In 2005, Harvey Weinstein co-founded the production-and-distribution Weinstein Company. It produced and distributed the very successful independent films “Sex, Lies, and Videotape,” “The Crying Game,” “Pulp Fiction,” “The English Patient,” “Shakespeare in Love,” and “The King's Speech.” Weinstein's films have earned more than 300 Oscar nominations.

For more than 20 years, Weinstein had been trailed by rumors of sexual harassment and assault but allegedly a variety of moves, including legal threats and settlement payments, have suppressed his history. On October 5, 2017, New York Times reporters Jodi Kantor and Megan Twohey revealed multiple allegations of sexual harassment against Weinstein including unwanted touching, forced oral sex, and rape. The article led to the resignation of four members of the Weinstein Company and to Weinstein's firing. Allegations swirled that executives and board members were aware of Weinstein's behavior (on October 10, the Weinstein Company's board issued a statement, writing that “these allegations come as an utter surprise to the Board. Any suggestion that the Board had knowledge of this conduct is false”).8

The New York Times article spawned months of other investigative articles and a New York City police investigation led to Harvey Weinstein being charged with rape. Weinstein was seen as repugnant and as his entity was closely tied to his company, Weinstein Company was an outcast.
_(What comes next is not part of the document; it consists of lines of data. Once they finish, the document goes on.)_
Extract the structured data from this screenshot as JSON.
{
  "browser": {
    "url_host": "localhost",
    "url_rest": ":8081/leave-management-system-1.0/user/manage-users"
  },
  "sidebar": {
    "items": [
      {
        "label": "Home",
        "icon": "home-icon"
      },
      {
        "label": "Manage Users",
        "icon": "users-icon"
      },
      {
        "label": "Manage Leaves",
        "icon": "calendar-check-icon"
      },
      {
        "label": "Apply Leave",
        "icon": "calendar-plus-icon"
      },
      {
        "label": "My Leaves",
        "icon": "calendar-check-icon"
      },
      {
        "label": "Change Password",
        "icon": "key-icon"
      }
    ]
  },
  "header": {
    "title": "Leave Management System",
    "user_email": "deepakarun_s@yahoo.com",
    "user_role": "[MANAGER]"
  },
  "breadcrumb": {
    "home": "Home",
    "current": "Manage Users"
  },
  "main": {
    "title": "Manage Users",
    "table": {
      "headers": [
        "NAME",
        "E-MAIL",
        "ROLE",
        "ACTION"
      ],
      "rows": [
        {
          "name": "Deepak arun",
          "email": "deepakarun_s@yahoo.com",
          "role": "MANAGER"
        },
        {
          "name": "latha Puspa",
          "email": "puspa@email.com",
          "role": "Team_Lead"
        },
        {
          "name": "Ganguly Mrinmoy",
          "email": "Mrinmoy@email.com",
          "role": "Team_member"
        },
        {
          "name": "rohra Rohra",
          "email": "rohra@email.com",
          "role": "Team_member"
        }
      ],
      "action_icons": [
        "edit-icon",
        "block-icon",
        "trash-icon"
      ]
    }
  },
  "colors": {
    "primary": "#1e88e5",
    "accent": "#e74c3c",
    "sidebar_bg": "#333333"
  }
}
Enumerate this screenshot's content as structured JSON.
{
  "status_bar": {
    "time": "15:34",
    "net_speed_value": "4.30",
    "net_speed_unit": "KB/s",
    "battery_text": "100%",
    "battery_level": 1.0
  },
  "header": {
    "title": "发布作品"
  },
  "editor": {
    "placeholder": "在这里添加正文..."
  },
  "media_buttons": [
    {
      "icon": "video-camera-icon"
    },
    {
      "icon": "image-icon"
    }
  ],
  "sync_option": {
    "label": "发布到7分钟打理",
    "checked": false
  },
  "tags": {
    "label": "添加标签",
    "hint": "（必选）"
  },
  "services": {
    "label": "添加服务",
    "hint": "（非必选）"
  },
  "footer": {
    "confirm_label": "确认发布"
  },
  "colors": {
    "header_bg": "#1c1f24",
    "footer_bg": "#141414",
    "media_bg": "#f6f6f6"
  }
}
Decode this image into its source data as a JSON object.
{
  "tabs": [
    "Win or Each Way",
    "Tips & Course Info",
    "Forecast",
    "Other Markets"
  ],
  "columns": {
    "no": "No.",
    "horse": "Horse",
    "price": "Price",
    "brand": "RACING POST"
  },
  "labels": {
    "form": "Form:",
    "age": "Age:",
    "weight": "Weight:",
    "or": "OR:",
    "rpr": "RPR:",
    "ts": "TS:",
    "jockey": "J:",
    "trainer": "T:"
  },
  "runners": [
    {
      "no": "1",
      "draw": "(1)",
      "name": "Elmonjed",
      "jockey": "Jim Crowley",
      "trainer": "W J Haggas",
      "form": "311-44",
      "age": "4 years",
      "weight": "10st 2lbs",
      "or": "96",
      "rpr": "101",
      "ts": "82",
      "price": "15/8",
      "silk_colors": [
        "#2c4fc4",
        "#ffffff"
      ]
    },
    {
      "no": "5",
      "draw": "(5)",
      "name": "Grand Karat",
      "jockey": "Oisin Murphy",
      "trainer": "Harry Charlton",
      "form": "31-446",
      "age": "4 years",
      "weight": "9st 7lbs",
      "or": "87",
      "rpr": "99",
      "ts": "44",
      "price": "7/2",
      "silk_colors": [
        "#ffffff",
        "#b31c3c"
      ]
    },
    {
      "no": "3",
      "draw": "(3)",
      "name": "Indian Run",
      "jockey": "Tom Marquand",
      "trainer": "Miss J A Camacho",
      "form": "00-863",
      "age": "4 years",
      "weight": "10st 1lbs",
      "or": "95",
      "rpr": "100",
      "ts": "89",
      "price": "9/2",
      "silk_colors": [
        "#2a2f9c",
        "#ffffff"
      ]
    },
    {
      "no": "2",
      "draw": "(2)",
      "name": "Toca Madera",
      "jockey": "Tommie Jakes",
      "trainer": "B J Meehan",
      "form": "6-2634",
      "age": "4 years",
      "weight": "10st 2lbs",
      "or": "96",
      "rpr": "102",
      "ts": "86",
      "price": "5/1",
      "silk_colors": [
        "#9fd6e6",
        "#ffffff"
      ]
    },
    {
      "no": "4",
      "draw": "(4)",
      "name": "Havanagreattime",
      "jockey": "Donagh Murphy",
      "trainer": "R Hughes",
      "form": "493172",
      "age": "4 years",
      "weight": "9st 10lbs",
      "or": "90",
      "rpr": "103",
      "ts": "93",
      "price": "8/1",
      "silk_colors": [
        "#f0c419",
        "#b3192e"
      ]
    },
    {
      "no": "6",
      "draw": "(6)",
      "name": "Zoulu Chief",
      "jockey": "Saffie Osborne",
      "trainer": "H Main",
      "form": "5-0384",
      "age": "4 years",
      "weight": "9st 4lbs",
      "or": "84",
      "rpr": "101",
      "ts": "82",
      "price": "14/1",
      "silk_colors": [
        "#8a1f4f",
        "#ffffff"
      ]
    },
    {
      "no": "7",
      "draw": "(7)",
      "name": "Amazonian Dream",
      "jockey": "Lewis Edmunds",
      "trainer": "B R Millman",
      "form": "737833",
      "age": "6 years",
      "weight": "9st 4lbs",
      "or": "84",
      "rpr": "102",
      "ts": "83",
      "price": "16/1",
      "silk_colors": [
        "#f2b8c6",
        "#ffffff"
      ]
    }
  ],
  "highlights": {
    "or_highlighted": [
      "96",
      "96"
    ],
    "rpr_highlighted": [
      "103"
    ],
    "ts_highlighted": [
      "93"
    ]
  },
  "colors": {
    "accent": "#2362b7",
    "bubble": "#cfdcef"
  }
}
Victims of Weinstein, in a class action lawsuit, sued him and named his company as a co-defendant. Company employees, actresses, and models joined the lawsuit. A television production team sued the company over the collapse of a planned Amazon series, which was supposed to be produced by the firm but was scrapped after the scandal broke. The financial strain and unknowable outcome from the lawsuits drove Weinstein and company into bankruptcy.
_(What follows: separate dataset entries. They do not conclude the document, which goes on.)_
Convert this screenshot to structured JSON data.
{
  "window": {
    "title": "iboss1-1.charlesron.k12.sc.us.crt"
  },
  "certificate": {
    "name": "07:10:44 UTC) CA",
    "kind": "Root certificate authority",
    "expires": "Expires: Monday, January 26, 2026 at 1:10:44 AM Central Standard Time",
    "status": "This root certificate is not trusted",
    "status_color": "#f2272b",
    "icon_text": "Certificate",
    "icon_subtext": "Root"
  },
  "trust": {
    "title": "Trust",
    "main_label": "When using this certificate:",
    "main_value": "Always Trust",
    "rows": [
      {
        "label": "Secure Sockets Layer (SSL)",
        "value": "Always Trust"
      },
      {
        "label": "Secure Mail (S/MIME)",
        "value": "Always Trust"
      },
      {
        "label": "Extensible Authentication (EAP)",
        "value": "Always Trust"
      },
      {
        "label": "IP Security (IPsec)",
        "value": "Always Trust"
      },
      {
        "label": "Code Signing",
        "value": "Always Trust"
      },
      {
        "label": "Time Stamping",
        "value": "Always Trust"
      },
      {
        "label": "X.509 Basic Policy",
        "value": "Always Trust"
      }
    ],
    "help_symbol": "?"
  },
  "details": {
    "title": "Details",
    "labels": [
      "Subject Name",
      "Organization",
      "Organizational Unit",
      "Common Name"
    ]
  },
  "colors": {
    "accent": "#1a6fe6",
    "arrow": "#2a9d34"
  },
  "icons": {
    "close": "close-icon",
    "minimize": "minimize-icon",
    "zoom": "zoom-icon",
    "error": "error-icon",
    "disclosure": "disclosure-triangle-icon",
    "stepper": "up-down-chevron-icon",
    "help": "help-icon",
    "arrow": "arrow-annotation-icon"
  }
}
Weinstein Company declared bankruptcy in March 2018 with less than $500,000 in cash, after failing to find a buyer that would give the company a second life outside the protection of the court. Delaware bankruptcy judge Christopher Sontchi signed off at a hearing on the company's bankruptcy auction agreement to sell its assets to the Dallas-based private equity firm Lantern Capital Partners for $289 million.9 All proceeds from the sales are expected to go to satisfy creditors and successful plaintiffs.

It seems that although well-behaved CEOs may not be able to justify their large compensation packages with correspondingly higher company performance, when they misbehave, investors face risks and losses they never saw coming. The value of highly paid CEOs should be questioned when valuing a company's assembled workforce.